Before I became a Presbyterian, I learned a lot of theological doctrines which I considered wrong or heretical. Such doctrines were mostly based on the doctrines of Witness Lee and Watchman Nee.

Before officially leaving my local church and moving in to the Presbyterian church, I wrote this article and refuted all the nonsense to the best of my theological knowledge.

Short intro:

The partial rapture theory, more recently, was taught by the successor of Watchman Nee, namely, Witness Lee. The official website of Watchman Nee
(http://www.watchmannee.org/scriptural-teachings.html) presents some fundamental points that their theology teaches.

Some of these points are indispensable to the theological foundation of partial rapture and, also, of a sub-doctrine of partial rapture known by different designations that vary through space and time: Millennial Exclusion, Millennium Exclusion, Kingdom Exclusion and, the preferred choice of Witness Lee, Dispensational Punishment. The doctrine of ‘dispensational punishment’ is not taught by all partial rapture adherents, but by some such as Witness Lee and his ministry called Living Stream Ministry whose official website (http://www.ministrybooks.org/SearchMinBooks.cfm) offers a search field that may be utilized to identify his works that teach the doctrine of ‘dispensational punishment’.

Such doctrines teaches that the elect (therefore saved and without the possibility of losing salvation) who do not watch against sin, who live in a carnal manner without repenting and, therefore, who are not ‘conquerors/overcoming’ 1 against sin in their own lives, will be cast into the ‘outer darkness,’ 2 for a period of one-thousand (1,000) literal years, during the Millennial Kingdom of Christ that, according to them, will begin after the end of the Great Tribulation, with the objective of being disciplined (or punished) by God. The term ‘outer darkness’ is interpreted as being hades, that is, hell.

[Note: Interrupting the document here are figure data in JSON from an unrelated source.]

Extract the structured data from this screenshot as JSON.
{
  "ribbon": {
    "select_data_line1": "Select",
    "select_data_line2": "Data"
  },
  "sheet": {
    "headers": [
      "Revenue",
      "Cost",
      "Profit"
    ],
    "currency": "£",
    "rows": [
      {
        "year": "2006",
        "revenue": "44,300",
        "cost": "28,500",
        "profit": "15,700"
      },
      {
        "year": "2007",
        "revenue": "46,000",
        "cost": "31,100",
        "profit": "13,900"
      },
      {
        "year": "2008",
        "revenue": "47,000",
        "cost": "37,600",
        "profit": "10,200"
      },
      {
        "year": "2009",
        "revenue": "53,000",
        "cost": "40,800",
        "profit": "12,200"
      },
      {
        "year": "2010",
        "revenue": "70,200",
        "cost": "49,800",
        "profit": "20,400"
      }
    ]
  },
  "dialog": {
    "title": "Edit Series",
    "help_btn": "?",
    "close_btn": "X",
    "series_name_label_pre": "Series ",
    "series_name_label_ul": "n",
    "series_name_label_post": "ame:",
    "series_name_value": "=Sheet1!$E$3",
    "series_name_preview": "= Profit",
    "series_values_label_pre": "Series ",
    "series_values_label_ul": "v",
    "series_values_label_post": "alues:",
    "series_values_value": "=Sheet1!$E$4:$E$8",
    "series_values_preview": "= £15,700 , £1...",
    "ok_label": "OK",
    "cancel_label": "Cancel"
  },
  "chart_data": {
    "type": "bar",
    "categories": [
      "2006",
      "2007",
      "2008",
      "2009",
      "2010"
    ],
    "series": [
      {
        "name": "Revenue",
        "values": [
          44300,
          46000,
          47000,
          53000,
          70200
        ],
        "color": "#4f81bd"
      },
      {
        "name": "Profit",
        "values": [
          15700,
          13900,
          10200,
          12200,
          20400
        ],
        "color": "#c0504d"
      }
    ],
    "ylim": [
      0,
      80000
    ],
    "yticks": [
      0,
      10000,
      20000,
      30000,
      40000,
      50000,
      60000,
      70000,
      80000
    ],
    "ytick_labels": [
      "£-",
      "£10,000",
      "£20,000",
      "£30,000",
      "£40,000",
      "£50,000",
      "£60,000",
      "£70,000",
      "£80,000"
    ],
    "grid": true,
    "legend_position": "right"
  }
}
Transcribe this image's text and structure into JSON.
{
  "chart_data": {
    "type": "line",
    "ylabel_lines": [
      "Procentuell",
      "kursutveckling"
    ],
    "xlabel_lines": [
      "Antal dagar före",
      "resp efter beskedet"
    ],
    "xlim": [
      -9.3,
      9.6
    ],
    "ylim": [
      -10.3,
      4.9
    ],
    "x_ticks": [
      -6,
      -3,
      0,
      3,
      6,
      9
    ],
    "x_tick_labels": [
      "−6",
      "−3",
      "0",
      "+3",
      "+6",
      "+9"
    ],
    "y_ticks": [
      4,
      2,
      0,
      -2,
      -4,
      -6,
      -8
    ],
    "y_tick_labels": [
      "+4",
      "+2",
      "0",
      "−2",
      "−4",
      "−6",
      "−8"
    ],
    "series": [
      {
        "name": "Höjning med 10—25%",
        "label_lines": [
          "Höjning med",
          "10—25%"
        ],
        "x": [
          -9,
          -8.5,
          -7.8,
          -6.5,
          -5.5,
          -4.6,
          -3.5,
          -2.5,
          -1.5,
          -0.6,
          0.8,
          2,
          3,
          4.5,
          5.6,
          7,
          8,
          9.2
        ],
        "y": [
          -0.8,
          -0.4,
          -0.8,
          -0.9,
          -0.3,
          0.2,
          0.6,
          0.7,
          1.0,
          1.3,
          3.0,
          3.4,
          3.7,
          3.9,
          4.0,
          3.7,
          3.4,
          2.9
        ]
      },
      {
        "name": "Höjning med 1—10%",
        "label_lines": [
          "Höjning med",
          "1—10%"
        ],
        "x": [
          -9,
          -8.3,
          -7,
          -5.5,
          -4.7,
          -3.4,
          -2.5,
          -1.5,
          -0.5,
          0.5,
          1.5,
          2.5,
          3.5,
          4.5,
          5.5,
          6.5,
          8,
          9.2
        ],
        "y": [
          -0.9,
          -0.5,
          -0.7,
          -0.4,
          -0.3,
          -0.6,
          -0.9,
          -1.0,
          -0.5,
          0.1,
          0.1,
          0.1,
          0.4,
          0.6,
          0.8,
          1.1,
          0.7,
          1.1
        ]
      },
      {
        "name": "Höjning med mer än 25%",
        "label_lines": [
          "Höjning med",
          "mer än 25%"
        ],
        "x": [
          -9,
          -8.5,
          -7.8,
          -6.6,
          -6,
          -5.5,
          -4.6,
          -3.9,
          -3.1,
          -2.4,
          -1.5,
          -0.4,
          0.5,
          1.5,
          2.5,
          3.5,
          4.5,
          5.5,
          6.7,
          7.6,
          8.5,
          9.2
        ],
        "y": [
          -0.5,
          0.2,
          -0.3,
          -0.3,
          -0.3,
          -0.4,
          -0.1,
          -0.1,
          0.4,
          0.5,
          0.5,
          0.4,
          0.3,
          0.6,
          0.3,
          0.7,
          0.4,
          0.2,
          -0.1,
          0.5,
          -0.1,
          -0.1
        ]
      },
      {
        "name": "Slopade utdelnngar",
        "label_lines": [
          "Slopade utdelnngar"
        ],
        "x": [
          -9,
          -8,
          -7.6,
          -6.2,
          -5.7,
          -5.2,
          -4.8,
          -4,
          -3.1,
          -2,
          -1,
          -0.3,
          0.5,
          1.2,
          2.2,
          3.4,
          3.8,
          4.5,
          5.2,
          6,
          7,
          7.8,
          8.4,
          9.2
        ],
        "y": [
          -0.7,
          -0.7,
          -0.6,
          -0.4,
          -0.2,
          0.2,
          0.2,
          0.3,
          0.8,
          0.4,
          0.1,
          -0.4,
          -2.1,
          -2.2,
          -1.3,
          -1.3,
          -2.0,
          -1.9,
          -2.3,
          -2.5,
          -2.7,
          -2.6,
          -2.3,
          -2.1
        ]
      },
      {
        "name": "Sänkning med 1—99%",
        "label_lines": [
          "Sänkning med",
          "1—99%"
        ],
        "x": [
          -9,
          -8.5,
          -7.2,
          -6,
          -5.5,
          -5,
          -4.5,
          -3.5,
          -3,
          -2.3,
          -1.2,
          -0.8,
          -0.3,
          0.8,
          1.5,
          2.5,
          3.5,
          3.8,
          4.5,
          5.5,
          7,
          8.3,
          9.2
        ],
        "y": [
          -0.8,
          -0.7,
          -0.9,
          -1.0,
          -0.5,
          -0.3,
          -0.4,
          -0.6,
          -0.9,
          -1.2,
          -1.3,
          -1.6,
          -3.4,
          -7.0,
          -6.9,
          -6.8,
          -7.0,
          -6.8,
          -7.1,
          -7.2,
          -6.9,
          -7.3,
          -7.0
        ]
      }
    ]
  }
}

Therefore, such carnal elect will be thrown into hell, not to be saved, for they arrive there already saved and without the possibility of losing salvation, but to be disciplined 3 by God in order to, at the end of the one-thousand literal years of discipline in hell, go to heaven. Thus, such discipline is understood to be the final process of sanctification of God upon the lives of His elected Christians who were carnal.